A ênfase que Jesus deu ao perdão na oração que Ele ensinou a seus discípulos é um indicativo da importância que essa ação consciente tem na vida do cristão. Porém, muitos fiéis se mostram resistentes a esse ensinamento, enquanto outros ainda não aprenderam sobre perdoar.
Um grupo de pastores está alertando que tristeza, lembranças dolorosas ou amargura e ressentimento para com os outros são sentimentos que não devem encontrar morada permanente no coração dos cristãos, já que o perdão traz alívio e alegria na reconciliação.
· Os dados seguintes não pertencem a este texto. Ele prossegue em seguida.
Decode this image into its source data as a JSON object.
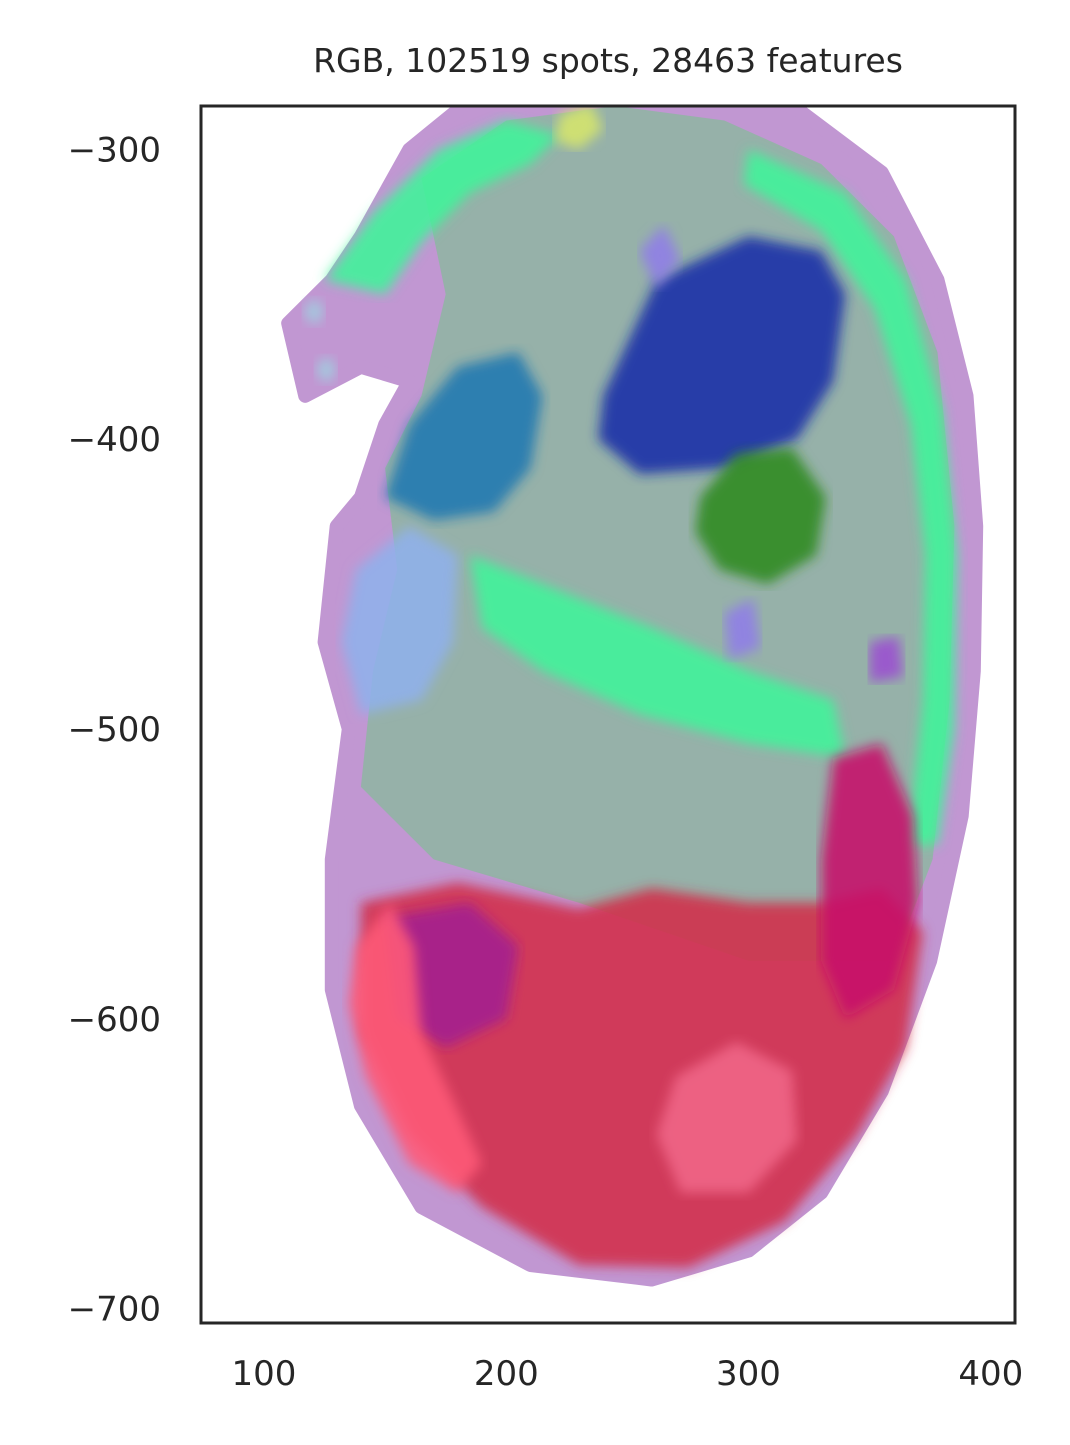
{
  "chart_data": {
    "type": "scatter",
    "title": "RGB, 102519 spots, 28463 features",
    "xlabel": "",
    "ylabel": "",
    "xlim": [
      74,
      410
    ],
    "ylim": [
      -705,
      -285
    ],
    "xticks": [
      100,
      200,
      300,
      400
    ],
    "yticks": [
      -300,
      -400,
      -500,
      -600,
      -700
    ],
    "xtick_labels": [
      "100",
      "200",
      "300",
      "400"
    ],
    "ytick_labels": [
      "−300",
      "−400",
      "−500",
      "−600",
      "−700"
    ],
    "grid": false,
    "legend": "none",
    "colors": {
      "frame": "#262626",
      "outer_rim": "#c197d2",
      "body_tissue": "#8fb5a3",
      "spine_green": "#3ef59a",
      "liver_blue": "#1a2fa8",
      "heart_green": "#2f8a1b",
      "head_red": "#d12c4a",
      "head_magenta": "#a3208f",
      "head_pink": "#ff5a78",
      "face_blue": "#1d77b0",
      "light_blue": "#8fb1ec",
      "violet": "#8f7de8",
      "yellow_green": "#d6e66b"
    },
    "regions": [
      {
        "name": "embryo-outline",
        "color": "#c197d2",
        "points": [
          [
            128,
            -345
          ],
          [
            140,
            -330
          ],
          [
            160,
            -300
          ],
          [
            185,
            -283
          ],
          [
            215,
            -272
          ],
          [
            245,
            -270
          ],
          [
            280,
            -274
          ],
          [
            320,
            -286
          ],
          [
            355,
            -308
          ],
          [
            378,
            -345
          ],
          [
            390,
            -385
          ],
          [
            394,
            -430
          ],
          [
            393,
            -480
          ],
          [
            388,
            -530
          ],
          [
            375,
            -580
          ],
          [
            355,
            -625
          ],
          [
            330,
            -660
          ],
          [
            300,
            -680
          ],
          [
            260,
            -690
          ],
          [
            210,
            -685
          ],
          [
            165,
            -665
          ],
          [
            140,
            -630
          ],
          [
            128,
            -590
          ],
          [
            128,
            -545
          ],
          [
            135,
            -500
          ],
          [
            125,
            -470
          ],
          [
            130,
            -430
          ],
          [
            140,
            -420
          ],
          [
            150,
            -395
          ],
          [
            160,
            -380
          ],
          [
            140,
            -375
          ],
          [
            117,
            -385
          ],
          [
            110,
            -360
          ]
        ]
      },
      {
        "name": "body-interior",
        "color": "#8fb5a3",
        "points": [
          [
            165,
            -310
          ],
          [
            200,
            -290
          ],
          [
            245,
            -285
          ],
          [
            290,
            -290
          ],
          [
            330,
            -305
          ],
          [
            360,
            -330
          ],
          [
            378,
            -370
          ],
          [
            385,
            -430
          ],
          [
            383,
            -490
          ],
          [
            376,
            -545
          ],
          [
            360,
            -580
          ],
          [
            300,
            -580
          ],
          [
            230,
            -560
          ],
          [
            170,
            -545
          ],
          [
            140,
            -520
          ],
          [
            145,
            -480
          ],
          [
            155,
            -445
          ],
          [
            150,
            -410
          ],
          [
            165,
            -385
          ],
          [
            175,
            -350
          ]
        ]
      },
      {
        "name": "spine-band",
        "color": "#3ef59a",
        "points": [
          [
            300,
            -300
          ],
          [
            340,
            -315
          ],
          [
            365,
            -345
          ],
          [
            380,
            -390
          ],
          [
            386,
            -440
          ],
          [
            385,
            -500
          ],
          [
            378,
            -540
          ],
          [
            366,
            -540
          ],
          [
            372,
            -490
          ],
          [
            373,
            -440
          ],
          [
            367,
            -395
          ],
          [
            352,
            -355
          ],
          [
            330,
            -328
          ],
          [
            298,
            -312
          ]
        ]
      },
      {
        "name": "tail-curl",
        "color": "#3ef59a",
        "points": [
          [
            125,
            -345
          ],
          [
            145,
            -322
          ],
          [
            172,
            -300
          ],
          [
            200,
            -290
          ],
          [
            222,
            -295
          ],
          [
            210,
            -305
          ],
          [
            185,
            -315
          ],
          [
            165,
            -332
          ],
          [
            150,
            -350
          ]
        ]
      },
      {
        "name": "face-region",
        "color": "#1d77b0",
        "points": [
          [
            160,
            -395
          ],
          [
            180,
            -375
          ],
          [
            205,
            -370
          ],
          [
            215,
            -385
          ],
          [
            210,
            -410
          ],
          [
            195,
            -425
          ],
          [
            170,
            -428
          ],
          [
            150,
            -420
          ]
        ]
      },
      {
        "name": "liver",
        "color": "#1a2fa8",
        "points": [
          [
            240,
            -385
          ],
          [
            262,
            -345
          ],
          [
            300,
            -330
          ],
          [
            330,
            -335
          ],
          [
            340,
            -350
          ],
          [
            335,
            -380
          ],
          [
            320,
            -400
          ],
          [
            290,
            -410
          ],
          [
            255,
            -412
          ],
          [
            238,
            -400
          ]
        ]
      },
      {
        "name": "heart",
        "color": "#2f8a1b",
        "points": [
          [
            280,
            -420
          ],
          [
            295,
            -405
          ],
          [
            318,
            -403
          ],
          [
            332,
            -420
          ],
          [
            328,
            -440
          ],
          [
            308,
            -450
          ],
          [
            288,
            -445
          ],
          [
            278,
            -432
          ]
        ]
      },
      {
        "name": "lower-body-stripes",
        "color": "#3ef59a",
        "points": [
          [
            185,
            -440
          ],
          [
            215,
            -450
          ],
          [
            260,
            -465
          ],
          [
            300,
            -480
          ],
          [
            335,
            -490
          ],
          [
            340,
            -510
          ],
          [
            300,
            -505
          ],
          [
            255,
            -495
          ],
          [
            215,
            -480
          ],
          [
            190,
            -465
          ]
        ]
      },
      {
        "name": "lower-limb",
        "color": "#8fb1ec",
        "points": [
          [
            138,
            -445
          ],
          [
            160,
            -430
          ],
          [
            180,
            -440
          ],
          [
            178,
            -470
          ],
          [
            165,
            -490
          ],
          [
            140,
            -495
          ],
          [
            132,
            -470
          ]
        ]
      },
      {
        "name": "head-red",
        "color": "#d12c4a",
        "points": [
          [
            140,
            -560
          ],
          [
            180,
            -553
          ],
          [
            230,
            -562
          ],
          [
            260,
            -555
          ],
          [
            300,
            -560
          ],
          [
            330,
            -560
          ],
          [
            355,
            -555
          ],
          [
            372,
            -570
          ],
          [
            365,
            -610
          ],
          [
            345,
            -640
          ],
          [
            315,
            -670
          ],
          [
            275,
            -686
          ],
          [
            230,
            -685
          ],
          [
            190,
            -665
          ],
          [
            160,
            -640
          ],
          [
            140,
            -605
          ]
        ]
      },
      {
        "name": "head-magenta",
        "color": "#a3208f",
        "points": [
          [
            150,
            -565
          ],
          [
            185,
            -560
          ],
          [
            205,
            -575
          ],
          [
            200,
            -600
          ],
          [
            175,
            -610
          ],
          [
            155,
            -600
          ]
        ]
      },
      {
        "name": "head-pink-left",
        "color": "#ff5a78",
        "points": [
          [
            138,
            -575
          ],
          [
            152,
            -560
          ],
          [
            162,
            -575
          ],
          [
            165,
            -605
          ],
          [
            178,
            -628
          ],
          [
            190,
            -650
          ],
          [
            180,
            -660
          ],
          [
            160,
            -650
          ],
          [
            142,
            -620
          ],
          [
            135,
            -595
          ]
        ]
      },
      {
        "name": "head-magenta-right",
        "color": "#c7126a",
        "points": [
          [
            335,
            -510
          ],
          [
            355,
            -505
          ],
          [
            368,
            -530
          ],
          [
            370,
            -560
          ],
          [
            360,
            -590
          ],
          [
            340,
            -600
          ],
          [
            330,
            -580
          ],
          [
            330,
            -545
          ]
        ]
      },
      {
        "name": "head-pink-right",
        "color": "#f06688",
        "points": [
          [
            270,
            -620
          ],
          [
            295,
            -608
          ],
          [
            318,
            -618
          ],
          [
            320,
            -642
          ],
          [
            300,
            -660
          ],
          [
            272,
            -660
          ],
          [
            262,
            -640
          ]
        ]
      },
      {
        "name": "tail-tip-upper",
        "color": "#9fd0e0",
        "points": [
          [
            116,
            -356
          ],
          [
            121,
            -351
          ],
          [
            125,
            -356
          ],
          [
            121,
            -361
          ]
        ]
      },
      {
        "name": "tail-tip-lower",
        "color": "#9fd0e0",
        "points": [
          [
            121,
            -376
          ],
          [
            126,
            -371
          ],
          [
            130,
            -376
          ],
          [
            126,
            -381
          ]
        ]
      },
      {
        "name": "upper-yellow-spot",
        "color": "#d6e66b",
        "points": [
          [
            222,
            -288
          ],
          [
            235,
            -284
          ],
          [
            240,
            -293
          ],
          [
            230,
            -300
          ],
          [
            220,
            -297
          ]
        ]
      },
      {
        "name": "mid-violet-1",
        "color": "#8f7de8",
        "points": [
          [
            255,
            -335
          ],
          [
            265,
            -326
          ],
          [
            272,
            -338
          ],
          [
            262,
            -348
          ]
        ]
      },
      {
        "name": "mid-violet-2",
        "color": "#8f7de8",
        "points": [
          [
            290,
            -460
          ],
          [
            302,
            -455
          ],
          [
            305,
            -472
          ],
          [
            292,
            -476
          ]
        ]
      },
      {
        "name": "mid-violet-3",
        "color": "#9b4fd0",
        "points": [
          [
            350,
            -470
          ],
          [
            362,
            -468
          ],
          [
            364,
            -482
          ],
          [
            350,
            -484
          ]
        ]
      }
    ]
  }
}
Ao longo da Bíblia, Deus mostra o quanto Ele valoriza o perdão. Em Colossenses 3:13, Ele instrui os cristãos a perdoarem “como o Senhor vos perdoou” e em Marcos 11:25 a “perdoá-los, para que vosso Pai celestial vos perdoe os vossos pecados”.
Perdoar por quê?
Por que Deus espera que os cristãos perdoem e por que o perdão é cada vez mais difícil para muitos crentes que não estão dispostos a perdoar, mesmo depois de anos ou décadas? Uma pesquisa de 2019 constatou que, embora a maioria dos cristãos tenha perdoado algo em algum momento, um em cada quatro cristãos não consegue para perdoar facilmente.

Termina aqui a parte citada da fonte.